Head injuries include:
Head injuries may cause bleeding:
In the brain tissue
In the layers that surround the brain (subarachnoid hemorrhage, subdural hematoma, extradural hematoma) Head injury is a common reason for an emergency room visit. A large number of people who suffer head injuries are children. Traumatic brain injury (TBI) accounts for over 1 in 6 injury-related hospital admissions each year.
Learning to recognize a serious head injury and give basic first aid can save someone's life. For a moderate to severe head injury, CALL 911 RIGHT AWAY.
Then take the following steps:
1. Check the person's airway, breathing, and circulation. If necessary, begin rescue breathing and CPR.
2. If the person's breathing and heart rate are normal, but the person is unconscious, treat as if there is a spinal injury. Stabilize the head and neck by placing your hands on both sides of the person's head. Keep the head in line with the spine and prevent movement. Wait for medical help.
3. Stop any bleeding by firmly pressing a clean cloth on the wound. If the injury is serious, be careful not to move the person's head. If blood soaks through the cloth, do not remove it. Place another cloth over the first one.
4. If you suspect a skull fracture, do not apply direct pressure to the bleeding site, and do not remove any debris from the wound. Cover the wound with sterile gauze dressing.

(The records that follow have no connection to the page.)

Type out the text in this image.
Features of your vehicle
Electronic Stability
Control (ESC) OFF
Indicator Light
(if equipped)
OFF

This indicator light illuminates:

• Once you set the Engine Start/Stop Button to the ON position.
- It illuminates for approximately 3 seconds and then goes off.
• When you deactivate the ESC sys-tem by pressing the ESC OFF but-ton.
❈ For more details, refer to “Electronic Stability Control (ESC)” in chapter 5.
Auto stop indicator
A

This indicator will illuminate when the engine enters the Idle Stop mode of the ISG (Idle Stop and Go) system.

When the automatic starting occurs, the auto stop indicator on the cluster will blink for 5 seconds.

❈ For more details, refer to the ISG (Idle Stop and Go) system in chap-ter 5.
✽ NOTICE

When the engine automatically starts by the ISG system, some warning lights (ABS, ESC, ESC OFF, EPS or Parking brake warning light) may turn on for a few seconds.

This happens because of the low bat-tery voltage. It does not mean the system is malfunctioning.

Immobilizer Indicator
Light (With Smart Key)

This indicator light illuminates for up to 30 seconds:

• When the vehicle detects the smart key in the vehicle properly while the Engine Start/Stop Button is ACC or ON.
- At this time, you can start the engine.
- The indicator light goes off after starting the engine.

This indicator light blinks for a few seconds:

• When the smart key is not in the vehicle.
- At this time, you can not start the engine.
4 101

5. If the person is vomiting, to prevent choking, roll the person's head, neck, and body as one unit onto their side. This still protects the spine, which you must always assume is injured in the case of a head injury. Children often vomit once after a head injury. This may not be a problem, but call a doctor for further guidance.
6. Apply ice packs to swollen areas (cover ice in a towel so it does not directly touch the skin).
Follow these precautions:
DO NOT wash a head wound that is deep or bleeding a lot.
DO NOT remove any object sticking out of a wound.
DO NOT move the person unless absolutely necessary.
DO NOT shake the person if they seem dazed.
DO NOT remove a helmet if you suspect a serious head injury.
DO NOT drink alcohol within 48 hours of a serious head injury.
A serious head injury that involves bleeding or brain damage must be treated in a hospital.